Is $e^{-(L+L^T)}$ a positive definite matrix? $L$ is a nonsymmetric Laplacian matrix and the zero eigenvalue is simple, is it true that $e^{-(L+L^T)}$ a positive definite matrix (I can be sure that it is non-negative matrix)?
 A: If $A$ is a real symmetric matrix, then $\exp(A)$ is positive definite.
For $A=UDU^{-1}$ where $D$ is diagonal and $U$ is orthogonal, and then $\exp(A)=U\exp(D)U^{-1}$.
A: Here is a proof for real matrices $L$, whether or not the $0$ eigevalue is simple:
Note that, for any real matrix $L$, $L + L^T$ is symmetric, hence is diagonalized by some orthogonal matrix $O$:
$O^T(L + L^T)O = \Lambda, \tag 1$
where
$\Lambda = [\lambda_i \delta_{ij}]; \tag 2$
here the $\lambda_i$ are the eigenvalues of $L + L^T$; since $L + L^T$ is symmetric, $\lambda_i \in \Bbb R$ for all values of the index $i$; then
$O^T e^{-(L + L^T)} O = e^{-\Lambda}; \tag 3$
notice that
$e^{-\Lambda} = [e^{-\lambda_i} \delta_{ij}]; \tag 4$
furthermore,
$e^{-\lambda_i} > 0, \; \forall \lambda_i; \tag 5$
we thus see that $e^{-\Lambda}$ is a positive definite diagonal matrix.  From (3),
$e^{-(L + L^T)} = O e^{-\Lambda}O^T; \tag 6$
it thus follows that, for any vector $y$,
$\langle y, e^{-(L + L^T)}y \rangle = \langle y, Oe^{-\Lambda}O^Ty \rangle = \langle O^Ty, e^{-\Lambda}O^Ty \rangle > 0, \tag 7$
which says that $e^{-(L + L^T)}$ is positive definite.

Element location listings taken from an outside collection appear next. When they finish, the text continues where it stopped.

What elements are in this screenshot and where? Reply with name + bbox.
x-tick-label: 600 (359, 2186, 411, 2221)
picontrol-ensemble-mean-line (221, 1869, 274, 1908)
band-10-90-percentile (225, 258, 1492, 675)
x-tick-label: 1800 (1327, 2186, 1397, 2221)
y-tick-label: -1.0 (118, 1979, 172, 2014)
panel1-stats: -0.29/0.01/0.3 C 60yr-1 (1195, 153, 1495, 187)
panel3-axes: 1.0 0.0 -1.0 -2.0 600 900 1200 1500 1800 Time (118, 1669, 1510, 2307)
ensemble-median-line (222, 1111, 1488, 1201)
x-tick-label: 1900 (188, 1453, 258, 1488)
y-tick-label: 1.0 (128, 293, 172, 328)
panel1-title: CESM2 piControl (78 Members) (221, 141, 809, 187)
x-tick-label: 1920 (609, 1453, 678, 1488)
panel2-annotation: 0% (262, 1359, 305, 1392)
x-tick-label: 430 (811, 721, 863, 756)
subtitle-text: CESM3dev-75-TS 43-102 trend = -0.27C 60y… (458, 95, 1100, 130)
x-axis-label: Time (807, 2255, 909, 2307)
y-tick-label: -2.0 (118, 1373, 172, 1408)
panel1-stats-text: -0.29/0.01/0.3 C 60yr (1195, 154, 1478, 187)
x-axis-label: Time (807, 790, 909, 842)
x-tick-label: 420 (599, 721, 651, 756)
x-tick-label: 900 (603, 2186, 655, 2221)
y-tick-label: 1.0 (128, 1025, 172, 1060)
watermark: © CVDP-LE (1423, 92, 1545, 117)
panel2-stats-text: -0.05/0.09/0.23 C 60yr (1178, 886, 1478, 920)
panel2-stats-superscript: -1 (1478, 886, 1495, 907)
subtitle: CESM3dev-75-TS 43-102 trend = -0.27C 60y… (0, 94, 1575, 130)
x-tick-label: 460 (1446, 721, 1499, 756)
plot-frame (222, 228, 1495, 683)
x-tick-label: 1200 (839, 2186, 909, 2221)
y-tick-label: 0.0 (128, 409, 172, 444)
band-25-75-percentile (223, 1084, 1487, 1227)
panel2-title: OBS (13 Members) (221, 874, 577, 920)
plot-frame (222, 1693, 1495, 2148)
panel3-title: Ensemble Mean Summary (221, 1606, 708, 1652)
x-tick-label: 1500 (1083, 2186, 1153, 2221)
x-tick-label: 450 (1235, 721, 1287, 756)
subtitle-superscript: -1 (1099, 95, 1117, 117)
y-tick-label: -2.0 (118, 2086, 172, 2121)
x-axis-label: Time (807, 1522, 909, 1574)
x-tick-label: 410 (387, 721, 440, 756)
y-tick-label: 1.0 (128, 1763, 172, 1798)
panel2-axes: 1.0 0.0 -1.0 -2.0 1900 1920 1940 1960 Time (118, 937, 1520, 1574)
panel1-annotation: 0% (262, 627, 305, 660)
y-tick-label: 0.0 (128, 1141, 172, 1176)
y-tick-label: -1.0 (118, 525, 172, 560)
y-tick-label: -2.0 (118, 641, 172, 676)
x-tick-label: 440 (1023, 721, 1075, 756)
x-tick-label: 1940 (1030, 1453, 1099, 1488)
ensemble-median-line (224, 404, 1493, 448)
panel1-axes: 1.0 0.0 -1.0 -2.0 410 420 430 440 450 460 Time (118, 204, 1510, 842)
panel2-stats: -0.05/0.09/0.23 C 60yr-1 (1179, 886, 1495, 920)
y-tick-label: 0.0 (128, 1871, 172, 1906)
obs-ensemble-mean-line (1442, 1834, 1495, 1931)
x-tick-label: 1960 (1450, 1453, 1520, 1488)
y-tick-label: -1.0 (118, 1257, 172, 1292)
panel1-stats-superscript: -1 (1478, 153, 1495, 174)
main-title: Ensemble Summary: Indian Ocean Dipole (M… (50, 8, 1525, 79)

A: Let $S=L+L^T$, then $S$ is symmetric, hence all eigenvalues of $S$ are real.
It should be clear, that $e^{-S}$ is symmetric. Now let $ \lambda$ an eigenvalue of $e^{-S}$. Then there is an eigenvalue $ \mu$ of $S$ such that $\lambda = e^{-\mu}$.
Since $ \mu$ is real, we have that $ \lambda >0$.
Conclusion: $e^{-S}$ is positive definite.